The MVCC allows concurrent modifications at the cost of increased overhead in memory (because it has to maintain different versions of the same data) and computation (in REPETEABLE_READ level you can't loose updates so it must check the versions of the data, like Hiberate does with Optimistick Locking).

In 2PL Transaction isolation levels control the following:

  • Whether locks are taken when data is read, and what type of locks are requested.

  • How long the read locks are held.

  • Whether a read operation referencing rows modified by another transaction:

    • Block until the exclusive lock on the row is freed.

    • Retrieve the committed version of the row that existed at the time the statement or transaction started.

    • Read the uncommitted data modification.

Choosing a transaction isolation level does not affect the locks that are acquired to protect data modifications.

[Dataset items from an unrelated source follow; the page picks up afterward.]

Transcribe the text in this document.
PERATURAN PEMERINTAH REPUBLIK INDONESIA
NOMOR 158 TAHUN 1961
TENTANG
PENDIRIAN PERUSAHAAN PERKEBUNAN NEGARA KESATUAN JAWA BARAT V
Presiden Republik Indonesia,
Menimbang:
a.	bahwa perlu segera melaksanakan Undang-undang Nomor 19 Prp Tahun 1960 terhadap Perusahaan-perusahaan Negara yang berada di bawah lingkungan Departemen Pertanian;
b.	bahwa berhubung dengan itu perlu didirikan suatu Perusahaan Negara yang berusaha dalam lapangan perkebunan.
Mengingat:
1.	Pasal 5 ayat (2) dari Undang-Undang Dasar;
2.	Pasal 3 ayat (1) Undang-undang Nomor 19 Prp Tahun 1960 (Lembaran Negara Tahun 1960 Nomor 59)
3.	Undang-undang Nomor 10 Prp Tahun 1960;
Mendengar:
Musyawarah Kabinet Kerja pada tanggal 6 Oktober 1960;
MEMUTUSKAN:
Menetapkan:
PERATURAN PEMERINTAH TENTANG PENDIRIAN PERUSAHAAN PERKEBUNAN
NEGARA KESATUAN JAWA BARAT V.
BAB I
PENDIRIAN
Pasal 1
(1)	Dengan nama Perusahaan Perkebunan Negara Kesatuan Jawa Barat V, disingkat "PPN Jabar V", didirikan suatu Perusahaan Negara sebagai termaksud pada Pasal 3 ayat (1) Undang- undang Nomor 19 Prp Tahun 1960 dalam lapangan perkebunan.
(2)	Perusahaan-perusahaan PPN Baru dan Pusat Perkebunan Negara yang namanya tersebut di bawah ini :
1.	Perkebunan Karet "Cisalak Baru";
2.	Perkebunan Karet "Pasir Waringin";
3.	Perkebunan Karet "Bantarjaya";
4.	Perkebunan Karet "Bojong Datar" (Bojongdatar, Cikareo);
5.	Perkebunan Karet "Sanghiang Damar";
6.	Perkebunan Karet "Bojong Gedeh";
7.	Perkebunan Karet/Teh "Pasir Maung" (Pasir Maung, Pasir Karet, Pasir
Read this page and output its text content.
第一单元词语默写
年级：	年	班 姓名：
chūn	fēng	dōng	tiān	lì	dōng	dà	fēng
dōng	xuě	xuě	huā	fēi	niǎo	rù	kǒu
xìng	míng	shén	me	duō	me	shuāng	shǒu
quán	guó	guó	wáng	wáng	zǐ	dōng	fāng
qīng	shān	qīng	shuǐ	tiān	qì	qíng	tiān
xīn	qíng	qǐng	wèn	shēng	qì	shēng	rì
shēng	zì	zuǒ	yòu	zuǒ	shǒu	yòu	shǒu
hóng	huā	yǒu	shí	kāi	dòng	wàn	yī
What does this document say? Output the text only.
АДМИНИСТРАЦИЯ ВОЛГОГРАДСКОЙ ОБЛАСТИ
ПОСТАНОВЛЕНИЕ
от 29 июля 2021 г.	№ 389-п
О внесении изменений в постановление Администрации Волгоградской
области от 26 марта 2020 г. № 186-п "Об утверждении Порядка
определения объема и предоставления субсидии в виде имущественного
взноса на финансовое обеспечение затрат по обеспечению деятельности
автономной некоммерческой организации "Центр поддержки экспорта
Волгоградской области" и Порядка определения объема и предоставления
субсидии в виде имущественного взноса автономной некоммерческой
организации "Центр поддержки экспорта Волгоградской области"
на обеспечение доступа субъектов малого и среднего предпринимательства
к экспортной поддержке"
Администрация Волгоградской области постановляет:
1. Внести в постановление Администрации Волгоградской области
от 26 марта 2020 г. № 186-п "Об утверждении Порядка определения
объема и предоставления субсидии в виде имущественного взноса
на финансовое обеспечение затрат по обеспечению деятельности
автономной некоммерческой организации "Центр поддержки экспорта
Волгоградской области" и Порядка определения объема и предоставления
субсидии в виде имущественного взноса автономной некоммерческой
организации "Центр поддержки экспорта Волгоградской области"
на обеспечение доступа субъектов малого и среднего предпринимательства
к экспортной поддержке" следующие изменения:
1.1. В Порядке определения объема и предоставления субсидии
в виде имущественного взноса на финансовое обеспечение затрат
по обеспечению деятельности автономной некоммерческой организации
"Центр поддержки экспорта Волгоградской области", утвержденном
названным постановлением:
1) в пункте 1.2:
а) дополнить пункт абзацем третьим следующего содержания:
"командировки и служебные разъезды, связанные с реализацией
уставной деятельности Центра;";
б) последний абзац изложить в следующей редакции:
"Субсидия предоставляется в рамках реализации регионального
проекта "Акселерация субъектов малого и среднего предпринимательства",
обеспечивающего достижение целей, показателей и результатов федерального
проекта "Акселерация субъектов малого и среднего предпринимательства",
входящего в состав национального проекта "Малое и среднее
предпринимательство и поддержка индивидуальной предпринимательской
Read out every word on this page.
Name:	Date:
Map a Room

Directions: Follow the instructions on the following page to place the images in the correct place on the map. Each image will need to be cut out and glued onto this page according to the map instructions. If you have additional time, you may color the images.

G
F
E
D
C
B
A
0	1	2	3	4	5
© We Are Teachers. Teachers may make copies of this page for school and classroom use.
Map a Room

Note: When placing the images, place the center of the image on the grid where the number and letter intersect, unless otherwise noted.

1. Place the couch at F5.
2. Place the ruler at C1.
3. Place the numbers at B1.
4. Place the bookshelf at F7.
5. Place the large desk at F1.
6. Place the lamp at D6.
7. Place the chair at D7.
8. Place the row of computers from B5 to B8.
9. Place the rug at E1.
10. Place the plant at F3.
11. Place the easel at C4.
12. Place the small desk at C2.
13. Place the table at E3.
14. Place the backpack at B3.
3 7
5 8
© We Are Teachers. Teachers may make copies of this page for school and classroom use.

A transaction always gets an exclusive lock on any data it modifies and holds that lock until the transaction completes, regardless of the isolation level set for that transaction. For read operations, transaction isolation levels primarily define the level of protection from the effects of modifications made by other transactions.

A lower isolation level increases the ability of many users to access data at the same time, but increases the number of concurrency effects, such as dirty reads or lost updates, that users might encounter.

Concrete examples of the relation between locks and isolation levels in SQL Server (use 2PL except on READ_COMMITED with READ_COMMITTED_SNAPSHOT=ON)

  • READ_UNCOMMITED: do not issue shared locks to prevent other transactions from modifying data read by the current transaction. READ UNCOMMITTED transactions are also not blocked by exclusive locks that would prevent the current transaction from reading rows that have been modified but not committed by other transactions. [...]

  • READ_COMMITED:

    • If READ_COMMITTED_SNAPSHOT is set to OFF (the default): uses shared locks to prevent other transactions from modifying rows while the current transaction is running a read operation. The shared locks also block the statement from reading rows modified by other transactions until the other transaction is completed. [...] Row locks are released before the next row is processed. [...]
    • If READ_COMMITTED_SNAPSHOT is set to ON, the Database Engine uses row versioning to present each statement with a transactionally consistent snapshot of the data as it existed at the start of the statement. Locks are not used to protect the data from updates by other transactions.
  • REPETEABLE_READ: Shared locks are placed on all data read by each statement in the transaction and are held until the transaction completes.

  • SERIALIZABLE: Range locks are placed in the range of key values that match the search conditions of each statement executed in a transaction. [...] The range locks are held until the transaction completes.


The locks are always taken at DB level:-

Oracle official Document:- To avoid conflicts during a transaction, a DBMS uses locks, mechanisms for blocking access by others to the data that is being accessed by the transaction. (Note that in auto-commit mode, where each statement is a transaction, locks are held for only one statement.) After a lock is set, it remains in force until the transaction is committed or rolled back. For example, a DBMS could lock a row of a table until updates to it have been committed. The effect of this lock would be to prevent a user from getting a dirty read, that is, reading a value before it is made permanent. (Accessing an updated value that has not been committed is considered a dirty read because it is possible for that value to be rolled back to its previous value. If you read a value that is later rolled back, you will have read an invalid value.)

How locks are set is determined by what is called a transaction isolation level, which can range from not supporting transactions at all to supporting transactions that enforce very strict access rules.

One example of a transaction isolation level is TRANSACTION_READ_COMMITTED, which will not allow a value to be accessed until after it has been committed. In other words, if the transaction isolation level is set to TRANSACTION_READ_COMMITTED, the DBMS does not allow dirty reads to occur. The interface Connection includes five values that represent the transaction isolation levels you can use in JDBC.